In the '60s, Howard moved to Hollywood to pursue a career in film.
He produced dozens of movies, including '70s films "Echoes of a Summer" with Jodie Foster, "The Island of Dr. Moreau" starring Burt Lancaster and "Meteor" with Sean Connery.
Jeff Torrington
LONDON -- Scottish writer Jeff Torrington, who labored 30 years on an award-winning first novel based on his own hard life, died Sunday. He was 72.
Torrington, whose novel "Swing Hammer Swing!" won two Whitbread Awards in 1992, for best first novel and book of the year, died at Dykebar Hospital in Paisley, Scotland, his family said.
The cause of death was not announced, but he had suffered from Parkinson's disease since the 1980s.
Torrington grew up in the tough Gorbals district of Glasgow, living down the street from his father, an army cook who had a separate family and never married Torrington's mother.

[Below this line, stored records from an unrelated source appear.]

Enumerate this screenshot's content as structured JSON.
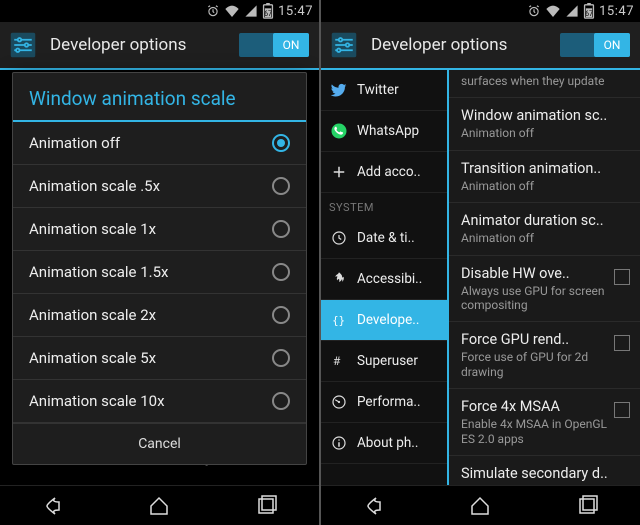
{
  "status": {
    "battery": "67",
    "time": "15:47"
  },
  "actionbar": {
    "title": "Developer options",
    "toggle": "ON"
  },
  "dialog": {
    "title": "Window animation scale",
    "options": [
      "Animation off",
      "Animation scale .5x",
      "Animation scale 1x",
      "Animation scale 1.5x",
      "Animation scale 2x",
      "Animation scale 5x",
      "Animation scale 10x"
    ],
    "selected_index": 0,
    "cancel": "Cancel"
  },
  "under_dialog_hint": "Simulate secondary d..",
  "left_menu": {
    "apps": [
      {
        "label": "Twitter"
      },
      {
        "label": "WhatsApp"
      },
      {
        "label": "Add acco.."
      }
    ],
    "header": "SYSTEM",
    "system": [
      "Date & ti..",
      "Accessibi..",
      "Develope..",
      "Superuser",
      "Performa..",
      "About ph.."
    ],
    "selected_system_index": 2
  },
  "settings": [
    {
      "title": "",
      "sub": "surfaces when they update",
      "checkbox": false,
      "partial_top": true
    },
    {
      "title": "Window animation sc..",
      "sub": "Animation off"
    },
    {
      "title": "Transition animation..",
      "sub": "Animation off"
    },
    {
      "title": "Animator duration sc..",
      "sub": "Animation off"
    },
    {
      "title": "Disable HW ove..",
      "sub": "Always use GPU for screen compositing",
      "checkbox": true
    },
    {
      "title": "Force GPU rend..",
      "sub": "Force use of GPU for 2d drawing",
      "checkbox": true
    },
    {
      "title": "Force 4x MSAA",
      "sub": "Enable 4x MSAA in OpenGL ES 2.0 apps",
      "checkbox": true
    },
    {
      "title": "Simulate secondary d..",
      "sub": ""
    }
  ]
}
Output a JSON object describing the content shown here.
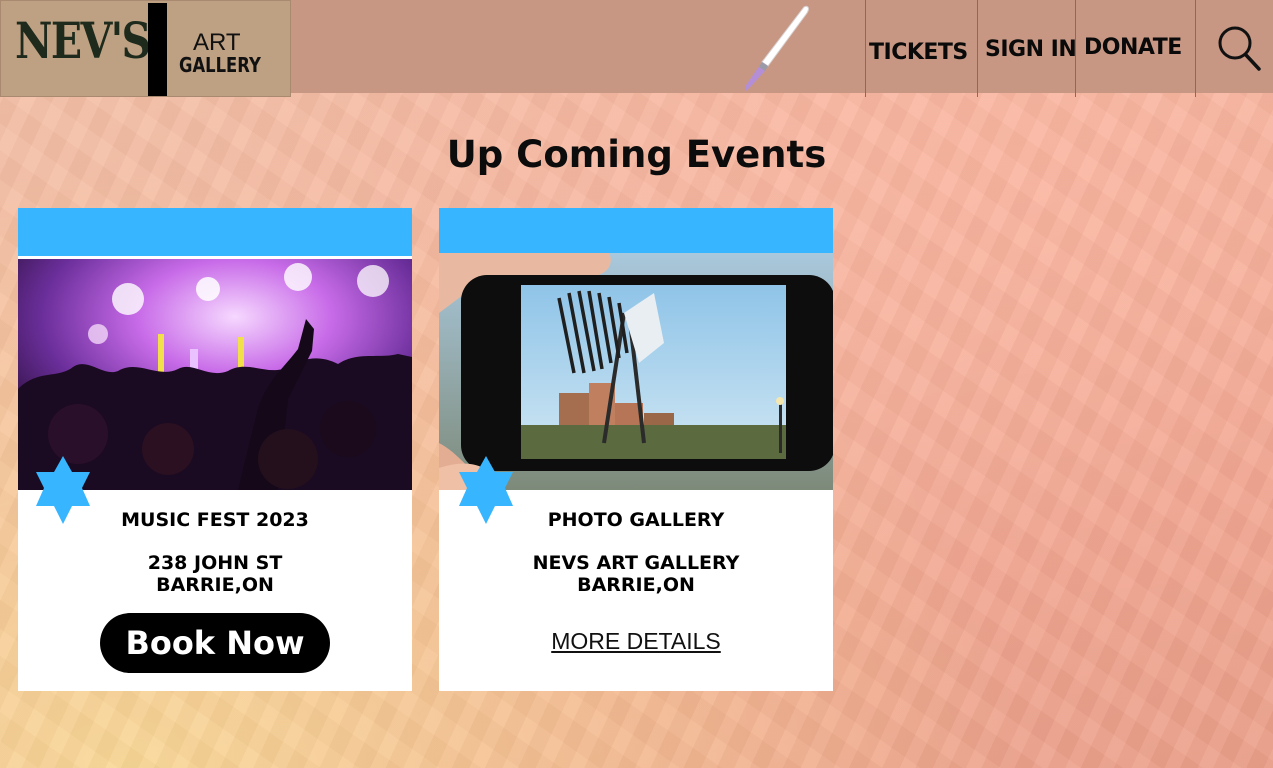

Leaving school at 13 because of tuberculosis, Torrington shuffled among jobs as banana packer, postman, locomotive fireman, cinema projectionist and automobile assembly-line worker.
He also wrote short stories which appeared in local newspapers and the New Edinburgh Review.
Torrington's second book, "The Devil's Carousel," was published in 1996. He had a third work in progress when he died.